Cranial Nerves

Cranial Nerves
CN I: Olfactory
  • Usually not tested.
  • Rash, deformity of nose.
  • Test each nostril with essence bottles of coffee, vanilla, peppermint.
CN II: Optic
  • With patient wearing glasses, test each eye separately on eye chart/ card using an eye cover.
  • Examine visual fields by confrontation by wiggling fingers 1 foot from pt’s ears, asking which they see move.
    • Keep examiner’s head level with patient’s head.
  • If poor visual acuity, map fields using fingers and a quadrant-covering card.
  • Look into fundi.
CN III, IV, VI: Oculomotor, Trochlear, Abducens
  • Look at pupils: shape, relative size, ptosis.
  • Shine light in from the side to gauge pupil’s light reaction.
    • Assess both direct and consensual responses.
    • Assess afferent pupillary defect by moving light in arc from pupil to pupil. unne). Optionally: as do arc test, have pt place a flat hand extending vertically from his face, between his eyes, to act as a blinder so light can only go into one eye at a time.
  • “Follow finger with eyes without moving head”: test the 6 cardinal points in an H pattern.
    • Look for failure of movement, nystagmus [pause to check it during upward/ lateral gaze].

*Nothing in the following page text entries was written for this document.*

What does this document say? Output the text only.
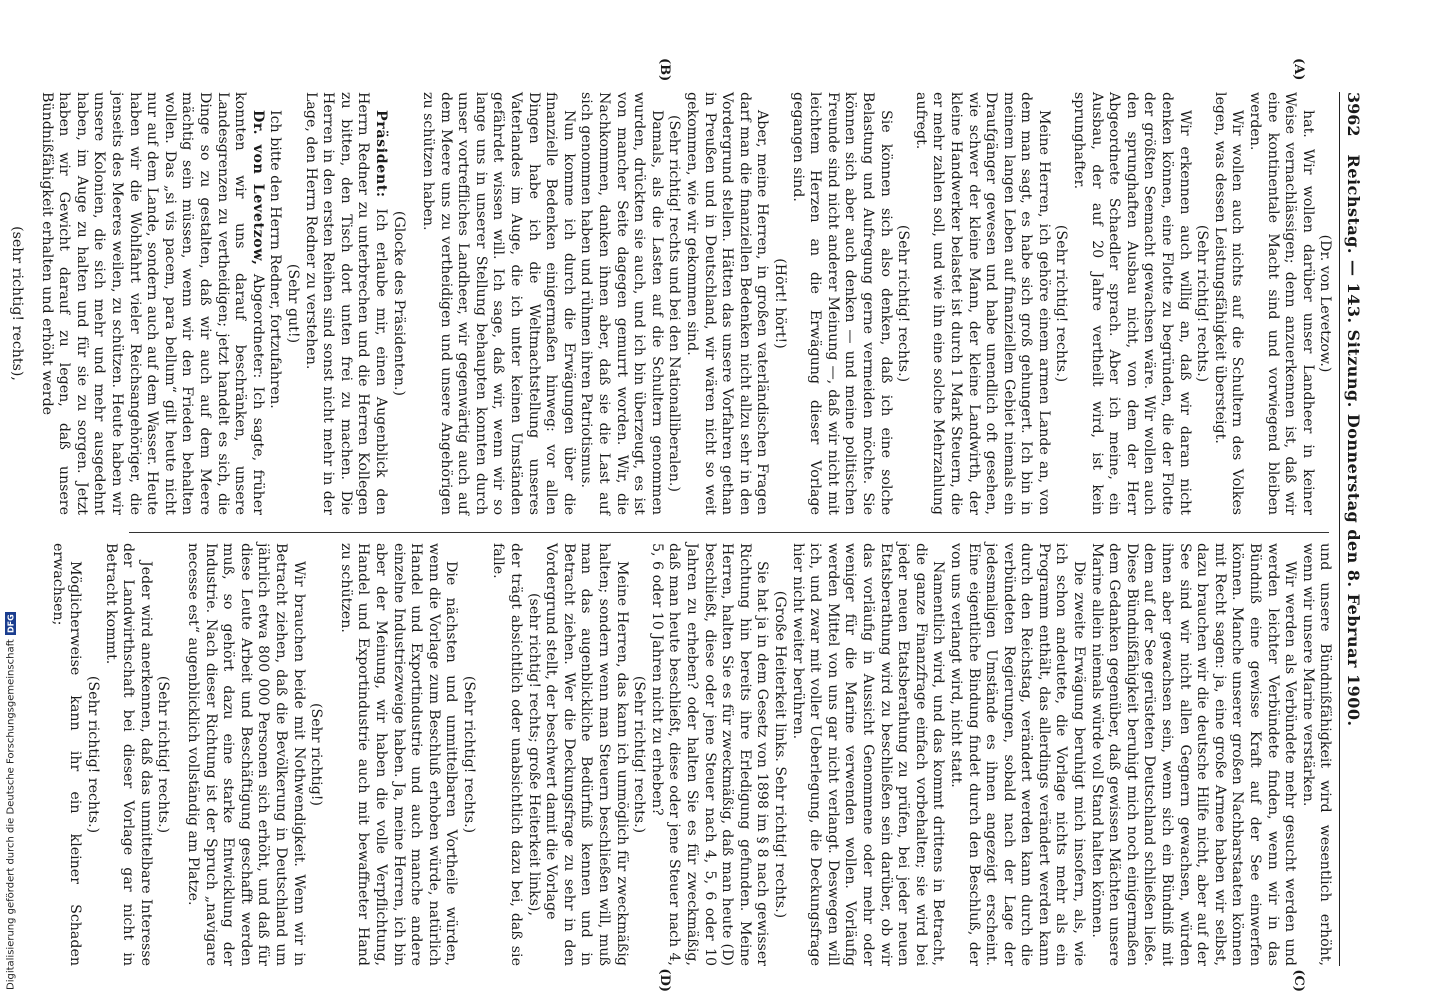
3962
Reichstag. — 143. Sitzung. Donnerstag den 8. Februar 1900.
(A)
(B)
(C)
(D)

(Dr. von Levetzow.)

hat. Wir wollen darüber unser Landheer in keiner Weise vernachlässigen; denn anzuerkennen ist, daß wir eine kontinentale Macht sind und vorwiegend bleiben werden.

Wir wollen auch nichts auf die Schultern des Volkes legen, was dessen Leistungsfähigkeit übersteigt.

(Sehr richtig! rechts.)

Wir erkennen auch willig an, daß wir daran nicht denken können, eine Flotte zu begründen, die der Flotte der größten Seemacht gewachsen wäre. Wir wollen auch den sprunghaften Ausbau nicht, von dem der Herr Abgeordnete Schaedler sprach. Aber ich meine, ein Ausbau, der auf 20 Jahre vertheilt wird, ist kein sprunghafter.

(Sehr richtig! rechts.)

Meine Herren, ich gehöre einem armen Lande an, von dem man sagt, es habe sich groß gehungert. Ich bin in meinem langen Leben auf finanziellem Gebiet niemals ein Draufgänger gewesen und habe unendlich oft gesehen, wie schwer der kleine Mann, der kleine Landwirth, der kleine Handwerker belastet ist durch 1 Mark Steuern, die er mehr zahlen soll, und wie ihn eine solche Mehrzahlung aufregt.

(Sehr richtig! rechts.)

Sie können sich also denken, daß ich eine solche Belastung und Aufregung gerne vermeiden möchte. Sie können sich aber auch denken — und meine politischen Freunde sind nicht anderer Meinung —, daß wir nicht mit leichtem Herzen an die Erwägung dieser Vorlage gegangen sind.

(Hört! hört!)

Aber, meine Herren, in großen vaterländischen Fragen darf man die finanziellen Bedenken nicht allzu sehr in den Vordergrund stellen. Hätten das unsere Vorfahren gethan in Preußen und in Deutschland, wir wären nicht so weit gekommen, wie wir gekommen sind.

(Sehr richtig! rechts und bei den Nationalliberalen.)

Damals, als die Lasten auf die Schultern genommen wurden, drückten sie auch, und ich bin überzeugt, es ist von mancher Seite dagegen gemurrt worden. Wir, die Nachkommen, danken ihnen aber, daß sie die Last auf sich genommen haben und rühmen ihren Patriotismus.

Nun komme ich durch die Erwägungen über die finanzielle Bedenken einigermaßen hinweg: vor allen Dingen habe ich die Weltmachtstellung unseres Vaterlandes im Auge, die ich unter keinen Umständen gefährdet wissen will. Ich sage, daß wir, wenn wir so lange uns in unserer Stellung behaupten konnten durch unser vortreffliches Landheer, wir gegenwärtig auch auf dem Meere uns zu vertheidigen und unsere Angehörigen zu schützen haben.

(Glocke des Präsidenten.)

Präsident: Ich erlaube mir, einen Augenblick den Herrn Redner zu unterbrechen und die Herren Kollegen zu bitten, den Tisch dort unten frei zu machen. Die Herren in den ersten Reihen sind sonst nicht mehr in der Lage, den Herrn Redner zu verstehen.

(Sehr gut!)

Ich bitte den Herrn Redner, fortzufahren.

Dr. von Levetzow, Abgeordneter: Ich sagte, früher konnten wir uns darauf beschränken, unsere Landesgrenzen zu vertheidigen; jetzt handelt es sich, die Dinge so zu gestalten, daß wir auch auf dem Meere mächtig sein müssen, wenn wir den Frieden behalten wollen. Das „si vis pacem, para bellum“ gilt heute nicht nur auf dem Lande, sondern auch auf dem Wasser. Heute haben wir die Wohlfahrt vieler Reichsangehöriger, die jenseits des Meeres weilen, zu schützen. Heute haben wir unsere Kolonien, die sich mehr und mehr ausgedehnt haben, im Auge zu halten und für sie zu sorgen. Jetzt haben wir Gewicht darauf zu legen, daß unsere Bündnißfähigkeit erhalten und erhöht werde

(sehr richtig! rechts),

und unsere Bündnißfähigkeit wird wesentlich erhöht, wenn wir unsere Marine verstärken.

Wir werden als Verbündete mehr gesucht werden und werden leichter Verbündete finden, wenn wir in das Bündniß eine gewisse Kraft auf der See einwerfen können. Manche unserer großen Nachbarstaaten können mit Recht sagen: ja, eine große Armee haben wir selbst, dazu brauchen wir die deutsche Hilfe nicht, aber auf der See sind wir nicht allen Gegnern gewachsen, würden ihnen aber gewachsen sein, wenn sich ein Bündniß mit dem auf der See gerüsteten Deutschland schließen ließe. Diese Bündnißfähigkeit beruhigt mich noch einigermaßen dem Gedanken gegenüber, daß gewissen Mächten unsere Marine allein niemals würde voll Stand halten können.

Die zweite Erwägung beruhigt mich insofern, als, wie ich schon andeutete, die Vorlage nichts mehr als ein Programm enthält, das allerdings verändert werden kann durch den Reichstag, verändert werden kann durch die verbündeten Regierungen, sobald nach der Lage der jedesmaligen Umstände es ihnen angezeigt erscheint. Eine eigentliche Bindung findet durch den Beschluß, der von uns verlangt wird, nicht statt.

Namentlich wird, und das kommt drittens in Betracht, die ganze Finanzfrage einfach vorbehalten; sie wird bei jeder neuen Etatsberathung zu prüfen, bei jeder neuen Etatsberathung wird zu beschließen sein darüber, ob wir das vorläufig in Aussicht Genommene oder mehr oder weniger für die Marine verwenden wollen. Vorläufig werden Mittel von uns gar nicht verlangt. Deswegen will ich, und zwar mit voller Ueberlegung, die Deckungsfrage hier nicht weiter berühren.

(Große Heiterkeit links. Sehr richtig! rechts.)

Sie hat ja in dem Gesetz von 1898 im § 8 nach gewisser Richtung hin bereits ihre Erledigung gefunden. Meine Herren, halten Sie es für zweckmäßig, daß man heute (D) beschließt, diese oder jene Steuer nach 4, 5, 6 oder 10 Jahren zu erheben? oder halten Sie es für zweckmäßig, daß man heute beschließt, diese oder jene Steuer nach 4, 5, 6 oder 10 Jahren nicht zu erheben?

(Sehr richtig! rechts.)

Meine Herren, das kann ich unmöglich für zweckmäßig halten; sondern wenn man Steuern beschließen will, muß man das augenblickliche Bedürfniß kennen und in Betracht ziehen. Wer die Deckungsfrage zu sehr in den Vordergrund stellt, der beschwert damit die Vorlage

(sehr richtig! rechts; große Heiterkeit links),

der trägt absichtlich oder unabsichtlich dazu bei, daß sie falle.

(Sehr richtig! rechts.)

Die nächsten und unmittelbaren Vortheile würden, wenn die Vorlage zum Beschluß erhoben würde, natürlich Handel und Exportindustrie und auch manche andere einzelne Industriezweige haben. Ja, meine Herren, ich bin aber der Meinung, wir haben die volle Verpflichtung, Handel und Exportindustrie auch mit bewaffneter Hand zu schützen.

(Sehr richtig!)

Wir brauchen beide mit Nothwendigkeit. Wenn wir in Betracht ziehen, daß die Bevölkerung in Deutschland um jährlich etwa 800 000 Personen sich erhöht, und daß für diese Leute Arbeit und Beschäftigung geschafft werden muß, so gehört dazu eine starke Entwicklung der Industrie. Nach dieser Richtung ist der Spruch „navigare necesse est“ augenblicklich vollständig am Platze.

(Sehr richtig! rechts.)

Jeder wird anerkennen, daß das unmittelbare Interesse der Landwirthschaft bei dieser Vorlage gar nicht in Betracht kommt.

(Sehr richtig! rechts.)

Möglicherweise kann ihr ein kleiner Schaden erwachsen;

Digitalisierung gefördert durch die Deutsche Forschungsgemeinschaft
DFG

  • Convergence by moving finger towards bridge of pt’s nose.
  • Test accommodation by pt looking into distance, then a hat pin 30cm from nose.
  • If MG suspected: pt. gazes upward at Dr’s finger to show worsening ptosis.
CN V: Trigeminal
  • Corneal reflex: patient looks up and away.
    • Touch cotton wool to other side.
    • Look for blink in both eyes, ask if can sense it.
    • Repeat other side [tests V sensory, VII motor].
  • Facial sensation: sterile sharp item on forehead, cheek, jaw.
    • Repeat with dull object. Ask to report sharp or dull.
    • If abnormal, then temperature [heated/ water-cooled tuning fork], light touch [cotton].
  • Motor: pt opens mouth, clenches teeth (pterygoids).
    • Palpate temporal, masseter muscles as they clench.
  • Test jaw jerk:
    • Dr’s finger on tip of jaw.
    • Grip patellar hammer halfway up shaft and tap Dr’s finger lightly.
    • Usually nothing happens, or just a slight closure.
    • If increased closure, think UMNL, esp  pseudobulbar palsy.
CN VII: Facial
  • Inspect facial droop or asymmetry.
  • Facial expression muscles: pt looks up and wrinkles forehead.
    • Examine wrinkling loss.
    • Feel muscle strength by pushing down on each side [UMNL preserved because of bilateral innervation].
  • Pt shuts eyes tightly: compare each side.
  • Pt grins: compare nasolabial grooves.
  • Also: frown, show teeth, puff out cheeks.


CN VIII: Vestibulocochlear (Hearing, Vestibular rarely)
  • Dr’s hands arms length by each ear of pt.
    • Rub one hand’s fingers with noise on one side, other hand noiselessly.
    • Ask pt. which ear they hear you rubbing.
    • Repeat with louder intensity, watching for abnormality.
  • Weber’s test: Lateralization
    • 512/ 1024 Hz [256 if deaf] vibrating fork on top of patients head/ forehead.
    • “Where do you hear sound coming from?”
    • Normal reply is midline.
  • Rinne’s test: Air vs. Bone Conduction
    • 512/ 1024 Hz [256 if deaf] vibrating fork on mastoid behind ear. Ask when stop hearing it.
    • When stop hearing it, move to the patients ear so can hear it.
    • Normal: air conduction [ear] better than bone conduction [mastoid].
  • If indicated, look at external auditory canals, eardrums.
CN IX, X: Glossopharyngeal, Vagus
  • Voice: hoarse or nasal.
  • Pt. swallows, coughs (bovine cough: recurrent laryngeal).
  • Examine palate for uvular displacement. (unilateral lesion: uvula drawn to normal side).
  • Pt says “Ah”: symmetrical soft palate movement.
  • Gag reflex [sensory IX, motor X]:
    • Stimulate back of throat each side.
    • Normal to gag each time.
CN XI: Accessory
  • From behind, examine for trapezius atrophy, asymmetry.
  • Pt. shrugs shoulders (trapezius).
  • Pt. turns head against resistance: watch, palpate SCM on opposite side.
CN XII: Hypoglossal
  • Listen to articulation.
  • Inspect tongue in mouth for wasting, fasciculations.
  • Protrude tongue: unilateral deviates to affected side.